As the storm is now subsiding, and the horizon becoming serene, it is pleasant to consider the phenomenon with attention. We can no longer say there is nothing new under the sun. For this whole chapter in the history of man is new. The great extent of our republic is new. Its sparse habitation is new. The mighty wave of public opinion which has rolled over it Is new. But the most pleasing novelty is, its so quietly subsiding over such an extent of surface to its true level again. The order and good sense displayed in this recovery from delusion, and in the momentous crisis which lately arose, really bespeak a strength of character in our nation which augurs well for the duration of our republic; and I am much better satisfied now of its stability than I was before it was tried.
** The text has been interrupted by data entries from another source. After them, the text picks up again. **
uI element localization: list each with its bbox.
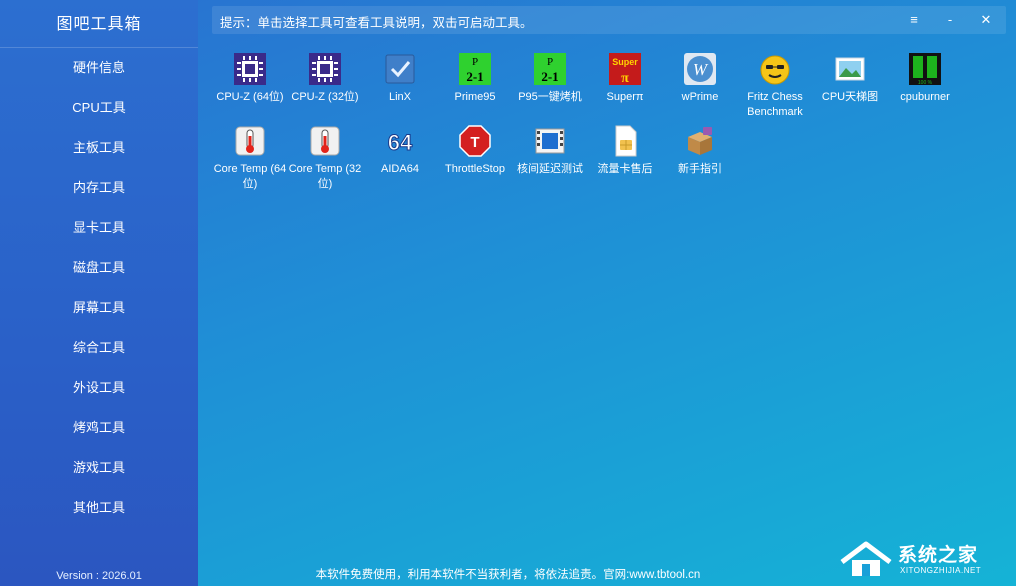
tool-label: 核间延迟测试: [517, 163, 583, 175]
tool-label: Fritz Chess Benchmark: [747, 91, 803, 118]
tool-throttlestop[interactable]: T ThrottleStop: [437, 124, 513, 177]
svg-text:π: π: [621, 71, 629, 86]
tool-beginner-guide[interactable]: 新手指引: [662, 124, 738, 177]
picture-icon: [833, 52, 867, 86]
svg-text:P: P: [472, 56, 478, 68]
svg-text:2-1: 2-1: [466, 69, 483, 84]
sidebar-item-memory-tools[interactable]: 内存工具: [0, 168, 198, 208]
cpuburner-icon: 100 %: [908, 52, 942, 86]
tool-label: CPU-Z (64位): [216, 91, 284, 103]
sidebar-item-disk-tools[interactable]: 磁盘工具: [0, 248, 198, 288]
tool-fritz-chess[interactable]: Fritz Chess Benchmark: [737, 52, 813, 120]
sidebar-item-gpu-tools[interactable]: 显卡工具: [0, 208, 198, 248]
app-title: 图吧工具箱: [56, 16, 142, 33]
aida64-icon: 64: [383, 124, 417, 158]
sidebar-item-game-tools[interactable]: 游戏工具: [0, 448, 198, 488]
prime95-icon: P 2-1: [533, 52, 567, 86]
tool-label: wPrime: [681, 91, 719, 103]
minimize-icon[interactable]: -: [938, 8, 962, 32]
tool-wprime[interactable]: W wPrime: [662, 52, 738, 105]
stop-sign-icon: T: [458, 124, 492, 158]
tool-cpu-ladder[interactable]: CPU天梯图: [812, 52, 888, 105]
tool-coretemp-64[interactable]: Core Temp (64位): [212, 124, 288, 192]
tool-coretemp-32[interactable]: Core Temp (32位): [287, 124, 363, 192]
svg-text:100 %: 100 %: [918, 80, 933, 86]
sim-card-icon: [608, 124, 642, 158]
sidebar-item-screen-tools[interactable]: 屏幕工具: [0, 288, 198, 328]
sidebar-item-general-tools[interactable]: 综合工具: [0, 328, 198, 368]
linx-icon: [383, 52, 417, 86]
watermark-cn: 系统之家: [898, 545, 979, 566]
svg-text:2-1: 2-1: [541, 69, 558, 84]
footer-notice: 本软件免费使用，利用本软件不当获利者，将依法追责。官网:www.tbtool.c…: [315, 569, 701, 581]
watermark: 系统之家 XITONGZHIJIA.NET: [838, 540, 1006, 580]
menu-icon[interactable]: ≡: [902, 8, 926, 32]
svg-text:W: W: [693, 60, 709, 79]
tool-core-latency[interactable]: 核间延迟测试: [512, 124, 588, 177]
sidebar-nav: 硬件信息 CPU工具 主板工具 内存工具 显卡工具 磁盘工具 屏幕工具 综合工具…: [0, 48, 198, 528]
hint-bar: 提示：单击选择工具可查看工具说明，双击可启动工具。 ≡ - ✕: [212, 6, 1006, 34]
superpi-icon: Super π: [608, 52, 642, 86]
svg-text:P: P: [547, 56, 553, 68]
house-logo-icon: [840, 541, 892, 576]
sidebar-item-motherboard-tools[interactable]: 主板工具: [0, 128, 198, 168]
sidebar-item-cpu-tools[interactable]: CPU工具: [0, 88, 198, 128]
tool-label: Core Temp (64位): [213, 163, 287, 190]
tool-label: Prime95: [454, 91, 496, 103]
tool-label: ThrottleStop: [445, 163, 505, 175]
svg-text:Super: Super: [612, 57, 638, 67]
cpuz-icon: [233, 52, 267, 86]
hint-text: 提示：单击选择工具可查看工具说明，双击可启动工具。: [220, 16, 533, 30]
sidebar-item-other-tools[interactable]: 其他工具: [0, 488, 198, 528]
prime95-icon: P 2-1: [458, 52, 492, 86]
film-icon: [533, 124, 567, 158]
tool-label: 流量卡售后: [597, 163, 653, 175]
tool-label: LinX: [388, 91, 412, 103]
svg-text:64: 64: [388, 130, 413, 155]
cpuz-icon: [308, 52, 342, 86]
thermometer-icon: [308, 124, 342, 158]
tool-superpi[interactable]: Super π Superπ: [587, 52, 663, 105]
fritz-icon: [758, 52, 792, 86]
tool-label: CPU天梯图: [821, 91, 879, 103]
close-icon[interactable]: ✕: [974, 8, 998, 32]
tool-prime95[interactable]: P 2-1 Prime95: [437, 52, 513, 105]
tool-label: P95一键烤机: [518, 91, 582, 103]
sidebar: 图吧工具箱 硬件信息 CPU工具 主板工具 内存工具 显卡工具 磁盘工具 屏幕工…: [0, 0, 198, 586]
tool-cpuburner[interactable]: 100 % cpuburner: [887, 52, 963, 105]
tool-label: Superπ: [606, 91, 644, 103]
watermark-en: XITONGZHIJIA.NET: [900, 566, 982, 575]
thermometer-icon: [233, 124, 267, 158]
tool-cpuz-32[interactable]: CPU-Z (32位): [287, 52, 363, 105]
tool-label: Core Temp (32位): [288, 163, 362, 190]
tool-cpuz-64[interactable]: CPU-Z (64位): [212, 52, 288, 105]
sidebar-item-hardware-info[interactable]: 硬件信息: [0, 48, 198, 88]
tool-label: cpuburner: [900, 91, 950, 103]
tool-label: CPU-Z (32位): [291, 91, 359, 103]
package-icon: [683, 124, 717, 158]
tool-label: AIDA64: [381, 163, 419, 175]
sidebar-item-stress-tools[interactable]: 烤鸡工具: [0, 408, 198, 448]
tool-label: 新手指引: [678, 163, 722, 175]
tool-p95-burn[interactable]: P 2-1 P95一键烤机: [512, 52, 588, 105]
version-label: Version : 2026.01: [56, 570, 142, 582]
tool-aida64[interactable]: 64 AIDA64: [362, 124, 438, 177]
tool-linx[interactable]: LinX: [362, 52, 438, 105]
sidebar-item-peripheral-tools[interactable]: 外设工具: [0, 368, 198, 408]
svg-text:T: T: [470, 134, 479, 151]
wprime-icon: W: [683, 52, 717, 86]
tool-data-card[interactable]: 流量卡售后: [587, 124, 663, 177]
I have been, above all things, solaced by the prospect which opened on us, in the event of a non-election of a President; in which case, the federal government would have been in the situation of a clock or watch run down. There was no idea of force, nor of any occasion for it. A convention, invited by the republican members of Congress, with the virtual President and Vice-President, would have been on the ground in eight weeks, would have repaired the Constitution where it was defective, and wound it up again.